Obama also touched on the Keystone XL pipeline, which is designed to carry oil from the tar sands of Canada to the US Gulf Coast, and has become a cause celebre for environmentalists.

He warned the project, currently under State Department review to determine whether it is in the US national interest, should not be approved if it contributes to global warming.

"Our national interest will be served only if this project does not significantly exacerbate the problem of carbon pollution," Obama said.

The president is widely expected to approve the long-delayed project when it reaches his desk.

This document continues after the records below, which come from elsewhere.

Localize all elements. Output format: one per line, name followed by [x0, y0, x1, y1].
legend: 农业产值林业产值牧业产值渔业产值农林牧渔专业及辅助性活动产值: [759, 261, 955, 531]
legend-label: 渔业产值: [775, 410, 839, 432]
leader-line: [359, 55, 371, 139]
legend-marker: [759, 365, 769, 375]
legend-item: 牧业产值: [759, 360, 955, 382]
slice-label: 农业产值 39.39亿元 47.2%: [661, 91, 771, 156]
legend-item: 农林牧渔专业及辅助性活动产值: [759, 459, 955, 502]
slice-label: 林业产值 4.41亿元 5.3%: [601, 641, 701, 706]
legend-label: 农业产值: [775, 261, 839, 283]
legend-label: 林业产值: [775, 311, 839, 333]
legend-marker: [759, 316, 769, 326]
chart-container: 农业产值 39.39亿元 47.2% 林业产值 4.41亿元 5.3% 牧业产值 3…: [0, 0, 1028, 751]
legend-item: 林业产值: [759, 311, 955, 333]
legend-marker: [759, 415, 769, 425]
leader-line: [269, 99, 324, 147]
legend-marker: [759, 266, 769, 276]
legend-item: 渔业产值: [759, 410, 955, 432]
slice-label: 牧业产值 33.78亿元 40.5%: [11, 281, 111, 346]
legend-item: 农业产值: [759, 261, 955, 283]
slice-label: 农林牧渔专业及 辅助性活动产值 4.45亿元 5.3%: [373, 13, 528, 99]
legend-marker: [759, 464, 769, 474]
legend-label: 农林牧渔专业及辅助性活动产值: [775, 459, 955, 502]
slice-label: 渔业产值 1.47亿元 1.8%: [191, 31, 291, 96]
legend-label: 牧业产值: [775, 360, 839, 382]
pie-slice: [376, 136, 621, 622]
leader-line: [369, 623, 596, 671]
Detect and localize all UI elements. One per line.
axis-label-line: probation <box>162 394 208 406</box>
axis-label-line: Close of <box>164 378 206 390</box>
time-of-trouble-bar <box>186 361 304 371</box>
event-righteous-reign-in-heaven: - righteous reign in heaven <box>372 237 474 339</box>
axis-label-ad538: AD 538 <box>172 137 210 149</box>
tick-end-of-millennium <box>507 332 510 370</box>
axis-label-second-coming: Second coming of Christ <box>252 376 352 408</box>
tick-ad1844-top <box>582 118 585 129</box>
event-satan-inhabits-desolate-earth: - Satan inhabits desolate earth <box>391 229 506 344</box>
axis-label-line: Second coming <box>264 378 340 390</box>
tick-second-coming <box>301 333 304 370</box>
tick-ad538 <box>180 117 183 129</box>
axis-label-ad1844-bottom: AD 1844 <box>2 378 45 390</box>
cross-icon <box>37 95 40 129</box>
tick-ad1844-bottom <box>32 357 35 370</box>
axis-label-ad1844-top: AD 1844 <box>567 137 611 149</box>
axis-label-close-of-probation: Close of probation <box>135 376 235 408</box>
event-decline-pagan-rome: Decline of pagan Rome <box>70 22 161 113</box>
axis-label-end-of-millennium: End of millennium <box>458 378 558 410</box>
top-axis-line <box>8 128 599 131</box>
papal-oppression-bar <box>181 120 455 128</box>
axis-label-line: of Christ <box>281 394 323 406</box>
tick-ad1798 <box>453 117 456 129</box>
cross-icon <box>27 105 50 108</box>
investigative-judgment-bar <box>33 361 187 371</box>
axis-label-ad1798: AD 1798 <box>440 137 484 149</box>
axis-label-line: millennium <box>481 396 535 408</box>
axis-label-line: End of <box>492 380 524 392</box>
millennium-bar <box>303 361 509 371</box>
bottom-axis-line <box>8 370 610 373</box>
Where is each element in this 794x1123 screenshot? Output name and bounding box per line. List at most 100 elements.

The State Department has already concluded in a draft report that it would not significantly harm the environment.

Canadian Natural Resources Minister Joe Oliver said Tuesday he was confident the project would get approved, insisting there would not be "any increase in emissions as a result of the construction of the pipeline."

Environmentalists, however, insist the pipeline would lead to the expansion of tar sands extraction in Alberta -- a process they say creates the "dirtiest" oil on Earth.

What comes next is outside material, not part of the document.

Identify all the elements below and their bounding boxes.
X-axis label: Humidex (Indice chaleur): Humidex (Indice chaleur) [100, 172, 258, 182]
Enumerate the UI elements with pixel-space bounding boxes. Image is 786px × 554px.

Obama's plan is based on a three-pronged approach : cutting carbon pollution in the United States, mitigating the impact of climate change, and seeking international action to address it.

Obama committed to withdrawing support for coal-fired power plants abroad and offered to discuss new initiatives with big emitters like India and China.

He directed the Environmental Protection Agency to write rules to impose new standards for carbon emissions on new and existing power plants.

The plan calls for $8 billion in loan guarantees to support investments in innovative technologies and aims for a 20 percent increase in energy efficiency in commercial, industrial and residential buildings.

Some opponents of his approach have warned that the plan could result in older coal-fired plants being taken offline and may thereby raise electricity prices for consumers, which could disproportionately hurt the poor.

Officials counter that the plan will reduce the amount of electricity used -- thereby reducing fuel bills.

The specifics of much of his plan were unclear, and many of Obama's new rules could face court challenges that would delay their implementation.

The president will be using the executive powers of his office since Congress -- where there is widespread skepticism of climate change science and fear about the economic impact of mitigation efforts -- has refused to act.

Obama also set a goal of reducing carbon pollution by three billion metric tons by 2030 -- a figure equivalent to more than half of the annual carbon pollution from the US energy sector.

Climate and environmental groups praised Obama's speech in advance.

Larry Schweiger, president and CEO of the National Wildlife Federation, said his speech was an "important step in the journey to end industrial carbon pollution."

Bob Ward, policy and communications director at the Grantham Research Institute on Climate Change and the Environment at the London School of Economics, welcomed Obama's "personal leadership."

But he warned: "Without the support of Congress for new federal legislation, the president is fighting this battle with one hand tied behind his back."

And Bill Snape, of the Washington-based Center for Biological Diversity, said what Obama was proposing "isn't big enough, and doesn't move fast enough, to match the terrifying magnitude of the climate crisis."

Republicans meanwhile accused Obama of waging a "war on coal" that would slap onerous regulations and unreasonable environmental targets on power stations -- a few shared by some Democrats.

Democratic Senator Joe Manchin, from the coal-producing state of West Virginia, said Obama's plan would have "disastrous consequences" for the recovering economy.